Diversification Opportunities for Consumer Portfolio and SLM Corp

0.71
  Correlation Coefficient

Poor diversification

The 3 months correlation between Consumer and SLM is 0.71. Overlapping area represents the amount of risk that can be diversified away by holding Consumer Portfolio Services and SLM Corp in the same portfolio, assuming nothing else is changed. The correlation between historical prices or returns on SLM Corp and Consumer Portfolio is a relative statistical measure of the degree to which these equity instruments tend to move together. The correlation coefficient measures the extent to which returns on Consumer Portfolio Services are associated (or correlated) with SLM Corp. Values of the correlation coefficient range from -1 to +1, where. The correlation of zero (0) is possible when the price movement of SLM Corp has no effect on the direction of Consumer Portfolio i.e., Consumer Portfolio and SLM Corp go up and down completely randomly.

Pair Corralation between Consumer Portfolio and SLM Corp

Given the investment horizon of 90 days Consumer Portfolio is expected to generate 1.19 times less return on investment than SLM Corp. But when comparing it to its historical volatility, Consumer Portfolio Services is 1.29 times less risky than SLM Corp. It trades about 0.08 of its potential returns per unit of risk. SLM Corp is currently generating about 0.08 of returns per unit of risk over similar time horizon. If you would invest  2,729  in SLM Corp on September 27, 2024 and sell it today you would earn a total of  67.00  from holding SLM Corp or generate 2.46% return on investment over 90 days.
Time Period3 Months [change]
DirectionMoves Together 
StrengthSignificant
Accuracy100.0%
ValuesDaily Returns

Consumer Portfolio Services  vs.  SLM Corp

 Performance 
       Timeline  
Consumer Portfolio 

Risk-Adjusted Performance

7 of 100

 
Weak
 
Strong
OK
Compared to the overall equity markets, risk-adjusted returns on investments in Consumer Portfolio Services are ranked lower than 7 (%) of all global equities and portfolios over the last 90 days.

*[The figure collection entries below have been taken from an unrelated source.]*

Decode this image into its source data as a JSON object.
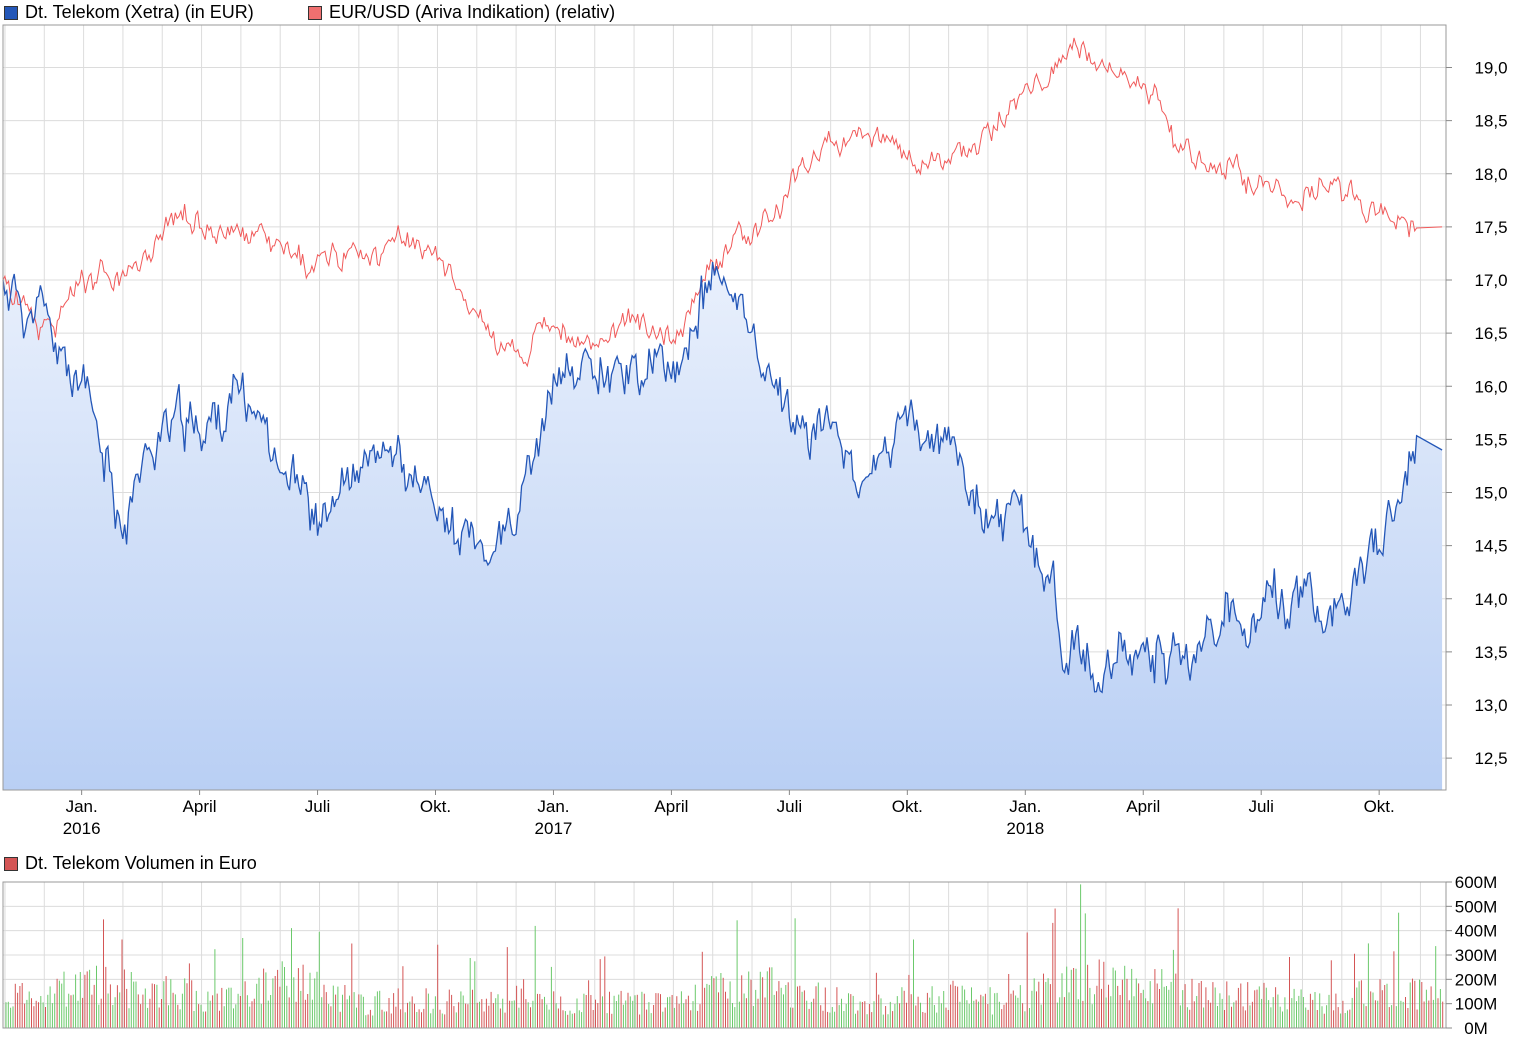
{
  "legend": {
    "series1": "Dt. Telekom (Xetra) (in EUR)",
    "series2": "EUR/USD (Ariva Indikation) (relativ)",
    "volume": "Dt. Telekom Volumen in Euro"
  },
  "colors": {
    "telekom_line": "#2457b8",
    "telekom_fill_top": "#e9f0fc",
    "telekom_fill_bottom": "#b9cff4",
    "eurusd_line": "#f05a5a",
    "volume_up": "#6bc96b",
    "volume_down": "#d45555",
    "grid": "#dcdcdc"
  },
  "x_ticks": [
    {
      "label": "Jan.",
      "year": "2016"
    },
    {
      "label": "April",
      "year": ""
    },
    {
      "label": "Juli",
      "year": ""
    },
    {
      "label": "Okt.",
      "year": ""
    },
    {
      "label": "Jan.",
      "year": "2017"
    },
    {
      "label": "April",
      "year": ""
    },
    {
      "label": "Juli",
      "year": ""
    },
    {
      "label": "Okt.",
      "year": ""
    },
    {
      "label": "Jan.",
      "year": "2018"
    },
    {
      "label": "April",
      "year": ""
    },
    {
      "label": "Juli",
      "year": ""
    },
    {
      "label": "Okt.",
      "year": ""
    }
  ],
  "chart_data": [
    {
      "type": "area",
      "series": [
        {
          "name": "Dt. Telekom (Xetra) (in EUR)",
          "x": [
            "2015-11",
            "2015-12",
            "2016-01",
            "2016-02",
            "2016-03",
            "2016-04",
            "2016-05",
            "2016-06",
            "2016-07",
            "2016-08",
            "2016-09",
            "2016-10",
            "2016-11",
            "2016-12",
            "2017-01",
            "2017-02",
            "2017-03",
            "2017-04",
            "2017-05",
            "2017-06",
            "2017-07",
            "2017-08",
            "2017-09",
            "2017-10",
            "2017-11",
            "2017-12",
            "2018-01",
            "2018-02",
            "2018-03",
            "2018-04",
            "2018-05",
            "2018-06",
            "2018-07",
            "2018-08",
            "2018-09",
            "2018-10",
            "2018-11"
          ],
          "values": [
            17.0,
            16.6,
            15.9,
            14.8,
            15.6,
            15.6,
            15.9,
            15.5,
            14.7,
            15.1,
            15.3,
            14.9,
            14.4,
            14.6,
            15.9,
            16.3,
            16.2,
            16.1,
            17.0,
            16.6,
            15.7,
            15.6,
            15.1,
            15.6,
            15.4,
            14.8,
            14.7,
            13.7,
            13.1,
            13.6,
            13.5,
            13.6,
            14.0,
            14.0,
            13.9,
            14.4,
            15.4
          ]
        },
        {
          "name": "EUR/USD (Ariva Indikation) (relativ)",
          "x": [
            "2015-11",
            "2015-12",
            "2016-01",
            "2016-02",
            "2016-03",
            "2016-04",
            "2016-05",
            "2016-06",
            "2016-07",
            "2016-08",
            "2016-09",
            "2016-10",
            "2016-11",
            "2016-12",
            "2017-01",
            "2017-02",
            "2017-03",
            "2017-04",
            "2017-05",
            "2017-06",
            "2017-07",
            "2017-08",
            "2017-09",
            "2017-10",
            "2017-11",
            "2017-12",
            "2018-01",
            "2018-02",
            "2018-03",
            "2018-04",
            "2018-05",
            "2018-06",
            "2018-07",
            "2018-08",
            "2018-09",
            "2018-10",
            "2018-11"
          ],
          "values": [
            17.0,
            16.6,
            16.9,
            17.0,
            17.4,
            17.6,
            17.4,
            17.3,
            17.1,
            17.3,
            17.3,
            17.2,
            16.7,
            16.3,
            16.5,
            16.4,
            16.6,
            16.5,
            17.1,
            17.4,
            17.8,
            18.3,
            18.4,
            18.2,
            18.1,
            18.4,
            18.8,
            19.1,
            19.0,
            18.9,
            18.1,
            18.0,
            18.0,
            17.8,
            17.9,
            17.7,
            17.5
          ]
        }
      ],
      "yaxis_ticks": [
        "12,5",
        "13,0",
        "13,5",
        "14,0",
        "14,5",
        "15,0",
        "15,5",
        "16,0",
        "16,5",
        "17,0",
        "17,5",
        "18,0",
        "18,5",
        "19,0"
      ],
      "ylim": [
        12.2,
        19.4
      ],
      "grid": true,
      "legend_position": "top-left"
    },
    {
      "type": "bar",
      "series": [
        {
          "name": "Dt. Telekom Volumen in Euro",
          "x": [
            "2015-11",
            "2015-12",
            "2016-01",
            "2016-02",
            "2016-03",
            "2016-04",
            "2016-05",
            "2016-06",
            "2016-07",
            "2016-08",
            "2016-09",
            "2016-10",
            "2016-11",
            "2016-12",
            "2017-01",
            "2017-02",
            "2017-03",
            "2017-04",
            "2017-05",
            "2017-06",
            "2017-07",
            "2017-08",
            "2017-09",
            "2017-10",
            "2017-11",
            "2017-12",
            "2018-01",
            "2018-02",
            "2018-03",
            "2018-04",
            "2018-05",
            "2018-06",
            "2018-07",
            "2018-08",
            "2018-09",
            "2018-10",
            "2018-11"
          ],
          "values": [
            150,
            160,
            200,
            180,
            170,
            140,
            150,
            220,
            160,
            110,
            130,
            120,
            130,
            150,
            120,
            110,
            120,
            130,
            180,
            200,
            150,
            120,
            120,
            130,
            150,
            110,
            170,
            220,
            200,
            180,
            140,
            150,
            130,
            110,
            150,
            170,
            140
          ]
        }
      ],
      "unit": "M",
      "yaxis_ticks": [
        "0M",
        "100M",
        "200M",
        "300M",
        "400M",
        "500M",
        "600M"
      ],
      "ylim": [
        0,
        600
      ],
      "grid": true
    }
  ]
}
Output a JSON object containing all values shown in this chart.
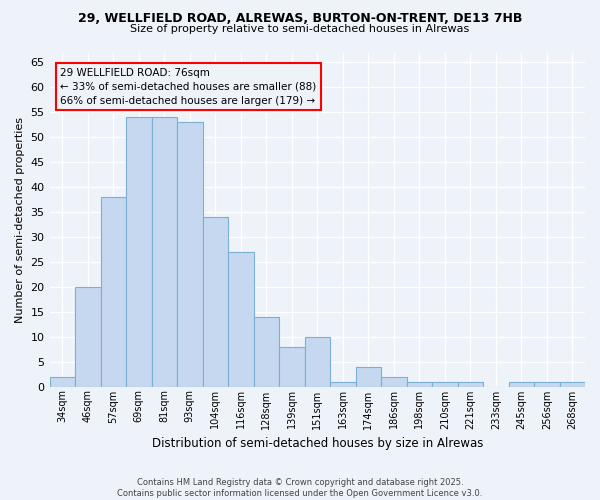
{
  "title1": "29, WELLFIELD ROAD, ALREWAS, BURTON-ON-TRENT, DE13 7HB",
  "title2": "Size of property relative to semi-detached houses in Alrewas",
  "xlabel": "Distribution of semi-detached houses by size in Alrewas",
  "ylabel": "Number of semi-detached properties",
  "categories": [
    "34sqm",
    "46sqm",
    "57sqm",
    "69sqm",
    "81sqm",
    "93sqm",
    "104sqm",
    "116sqm",
    "128sqm",
    "139sqm",
    "151sqm",
    "163sqm",
    "174sqm",
    "186sqm",
    "198sqm",
    "210sqm",
    "221sqm",
    "233sqm",
    "245sqm",
    "256sqm",
    "268sqm"
  ],
  "values": [
    2,
    20,
    38,
    54,
    54,
    53,
    34,
    27,
    14,
    8,
    10,
    1,
    4,
    2,
    1,
    1,
    1,
    0,
    1,
    1,
    1
  ],
  "bar_color": "#c5d8f0",
  "bar_edge_color": "#7bafd4",
  "annotation_text": "29 WELLFIELD ROAD: 76sqm\n← 33% of semi-detached houses are smaller (88)\n66% of semi-detached houses are larger (179) →",
  "ylim": [
    0,
    67
  ],
  "yticks": [
    0,
    5,
    10,
    15,
    20,
    25,
    30,
    35,
    40,
    45,
    50,
    55,
    60,
    65
  ],
  "footnote": "Contains HM Land Registry data © Crown copyright and database right 2025.\nContains public sector information licensed under the Open Government Licence v3.0.",
  "background_color": "#eef2f9",
  "grid_color": "#ffffff",
  "bar_width": 1.0
}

In spite of comparatively weak basic indicators, Consumer Portfolio may actually be approaching a critical reversion point that can send shares even higher in January 2025.
SLM Corp 

Risk-Adjusted Performance

11 of 100

 
Weak
 
Strong
Good
Compared to the overall equity markets, risk-adjusted returns on investments in SLM Corp are ranked lower than 11 (%) of all global equities and portfolios over the last 90 days. In spite of very abnormal essential indicators, SLM Corp displayed solid returns over the last few months and may actually be approaching a breakup point.

Consumer Portfolio and SLM Corp Volatility Contrast

   Predicted Return Density   
       Returns  

Pair Trading with Consumer Portfolio and SLM Corp

The main advantage of trading using opposite Consumer Portfolio and SLM Corp positions is that it hedges away some unsystematic risk. Because of two separate transactions, even if Consumer Portfolio position performs unexpectedly, SLM Corp can make up some of the losses. Pair trading also minimizes risk from directional movements in the market. For example, if an entire industry or sector drops because of unexpected headlines, the short position in SLM Corp will offset losses from the drop in SLM Corp's long position.
The idea behind Consumer Portfolio Services and SLM Corp pairs trading is to make the combined position market-neutral, meaning the overall market's direction will not affect its win or loss (or potential downside or upside). This can be achieved by designing a pairs trade with two highly correlated stocks or equities that operate in a similar space or sector, making it possible to obtain profits through simple and relatively low-risk investment.
Check out your portfolio center.
Note that this page's information should be used as a complementary analysis to find the right mix of equity instruments to add to your existing portfolios or create a brand new portfolio. You can also try the Portfolio Optimization module to compute new portfolio that will generate highest expected return given your specified tolerance for risk.